思いを形に 夢咲く文 第4回 「あのね、おかあさんー」にある作文の原理

思いを形に 夢咲く文

第4回 「あのね、おかあさんー」にある作文の原理

夢の作文支援センターさらしな堂 大谷善邦

(元共同通信記者。著書「白 さらしな発日本美意識考」など)

 子どもに作文を書かせるとき、「あのね、おかあさんー」という語り掛け口調で書き始めさせる方法があります。この語り掛けが、子どもに生じるのは、伝えたいことの核に子どもがぶつかっている証拠で、とにかく語り始めて(書き始めて)もらうことで、その核に到達し、伝えたいことの核を表現させるという指導方法です。

 大人の作文も原理は同じです。「このことについて書きます」と導入で宣言し、その内容を詳しく書いて展開します。つまり、導入と展開の二つの部分があれば、一つの作文は成立します。大人の場合は、「なぜこのことを書こうと思ったのか」について書き込むことをおすすめします。読者をだれに想定するかにかかわらず、なぜ伝えたいのかについての思いが具体的に書かれていると、作文の訴える力が違ってきます。

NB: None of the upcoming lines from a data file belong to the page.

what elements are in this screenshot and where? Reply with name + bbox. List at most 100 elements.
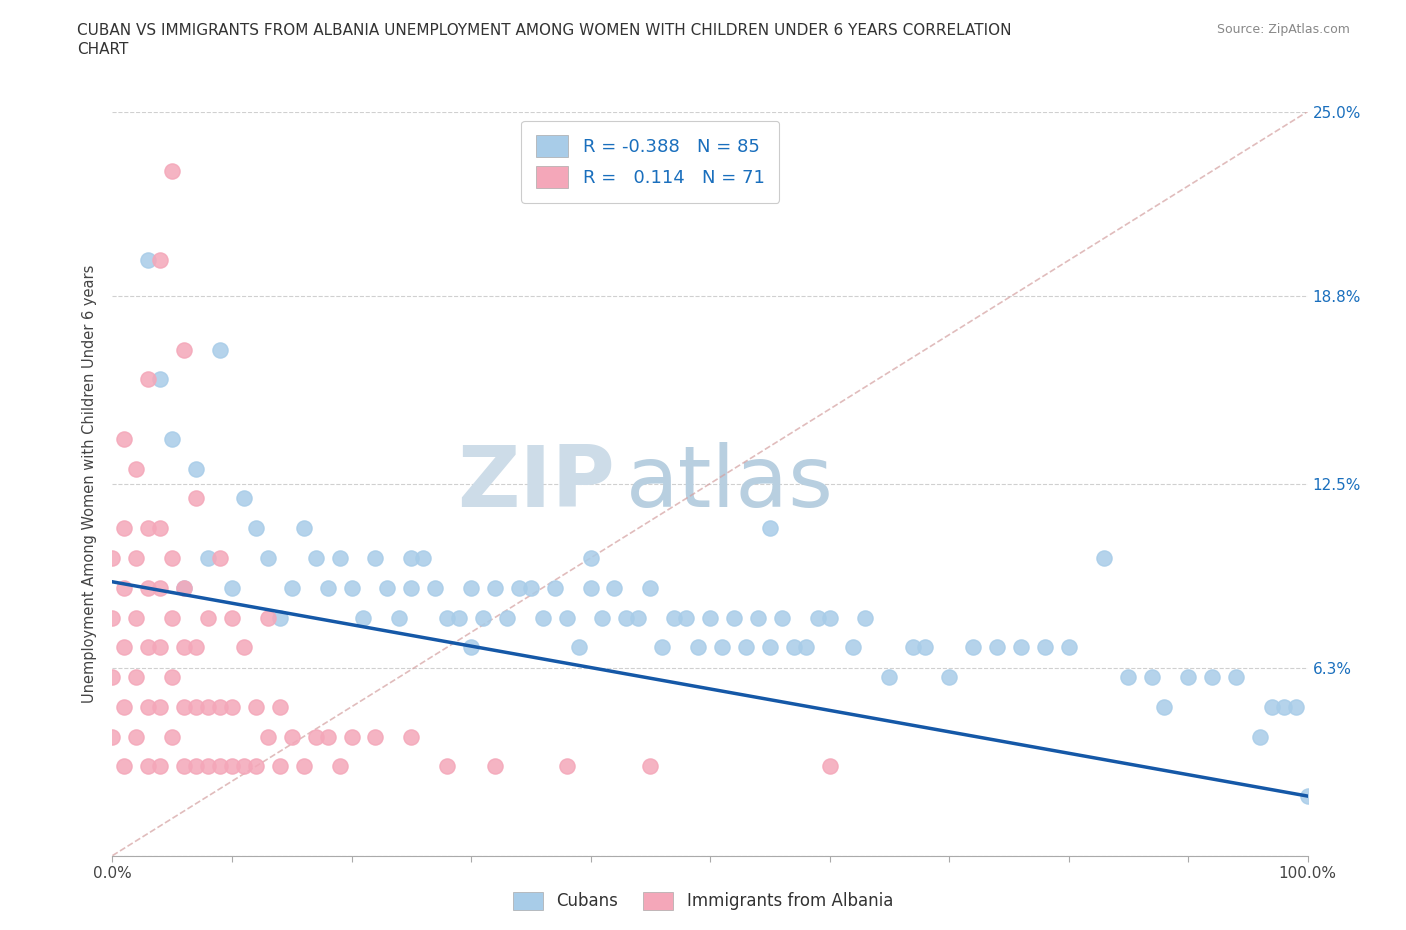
Point (209, 551, 232, 565)
Point (281, 580, 304, 595)
Point (401, 729, 423, 744)
Point (1296, 789, 1319, 804)
Point (675, 610, 697, 625)
Point (1285, 699, 1308, 714)
Point (233, 491, 256, 506)
Point (1225, 670, 1247, 684)
Point (162, 164, 183, 179)
Point (149, 759, 172, 774)
Point (186, 461, 208, 476)
Point (520, 580, 543, 595)
Point (138, 253, 160, 268)
Point (723, 610, 745, 625)
Point (233, 640, 256, 655)
Point (1177, 670, 1199, 684)
Point (329, 759, 352, 774)
Point (149, 372, 172, 387)
Point (233, 759, 256, 774)
Point (209, 759, 232, 774)
Point (770, 610, 793, 625)
Point (1201, 670, 1223, 684)
Point (842, 640, 865, 655)
Point (197, 699, 219, 714)
Point (101, 610, 124, 625)
Point (472, 610, 495, 625)
Point (353, 610, 375, 625)
Point (688, 640, 710, 655)
Point (173, 640, 195, 655)
Point (186, 699, 208, 714)
Point (759, 640, 782, 655)
Point (162, 610, 183, 625)
Point (986, 640, 1008, 655)
Point (138, 640, 160, 655)
Point (401, 580, 423, 595)
Point (460, 580, 482, 595)
Point (543, 580, 565, 595)
Point (364, 729, 387, 744)
Point (484, 759, 506, 774)
Point (114, 580, 135, 595)
Legend: Cubans, Immigrants from Albania: Cubans, Immigrants from Albania (506, 885, 900, 917)
Point (138, 521, 160, 536)
Point (162, 729, 183, 744)
Point (508, 580, 530, 595)
Text: Source: ZipAtlas.com: Source: ZipAtlas.com (1216, 23, 1350, 36)
Point (759, 521, 782, 536)
Point (125, 461, 148, 476)
Point (162, 670, 183, 684)
Point (962, 640, 984, 655)
Point (316, 580, 339, 595)
Point (401, 551, 423, 565)
Point (568, 640, 591, 655)
Point (914, 640, 936, 655)
Point (412, 551, 434, 565)
Point (484, 580, 506, 595)
Point (245, 521, 267, 536)
Point (651, 640, 673, 655)
Point (269, 699, 291, 714)
Point (340, 580, 363, 595)
Point (1094, 551, 1116, 565)
Point (125, 551, 148, 565)
Point (245, 759, 267, 774)
Point (245, 699, 267, 714)
Text: atlas: atlas (627, 442, 834, 525)
Point (1033, 640, 1056, 655)
Point (496, 610, 519, 625)
Point (138, 699, 160, 714)
Point (1272, 699, 1295, 714)
Point (1010, 640, 1032, 655)
Point (640, 580, 662, 595)
Point (197, 610, 219, 625)
Point (257, 610, 280, 625)
Point (173, 759, 195, 774)
Point (436, 610, 458, 625)
Point (664, 610, 686, 625)
Point (555, 610, 578, 625)
Point (197, 759, 219, 774)
Point (735, 640, 758, 655)
Point (101, 551, 124, 565)
Point (340, 729, 363, 744)
Point (699, 610, 721, 625)
Point (592, 610, 614, 625)
Point (186, 640, 208, 655)
Point (555, 759, 578, 774)
Point (209, 342, 232, 357)
Point (807, 610, 830, 625)
Point (149, 521, 172, 536)
Point (1118, 670, 1140, 684)
Point (114, 521, 135, 536)
Point (425, 580, 447, 595)
Point (938, 670, 960, 684)
Point (1142, 670, 1164, 684)
Point (257, 551, 280, 565)
Point (603, 580, 626, 595)
Point (292, 759, 315, 774)
Text: CHART: CHART (77, 42, 129, 57)
Point (627, 610, 650, 625)
Point (855, 610, 877, 625)
Point (149, 640, 172, 655)
Point (305, 551, 328, 565)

 学校などで教わった「起承転結」という文章作法を意識して従おうとすると、なかなか書きだせません。導入部分がはっきりしていれば、少し違った角度の内容にする「転」や、まとめ・結論にあたる「結」も、自分の知らないうちに書けてしまったりするものです。最初から決めておく必要はありません。書くハードルを低くしてほしいと思います。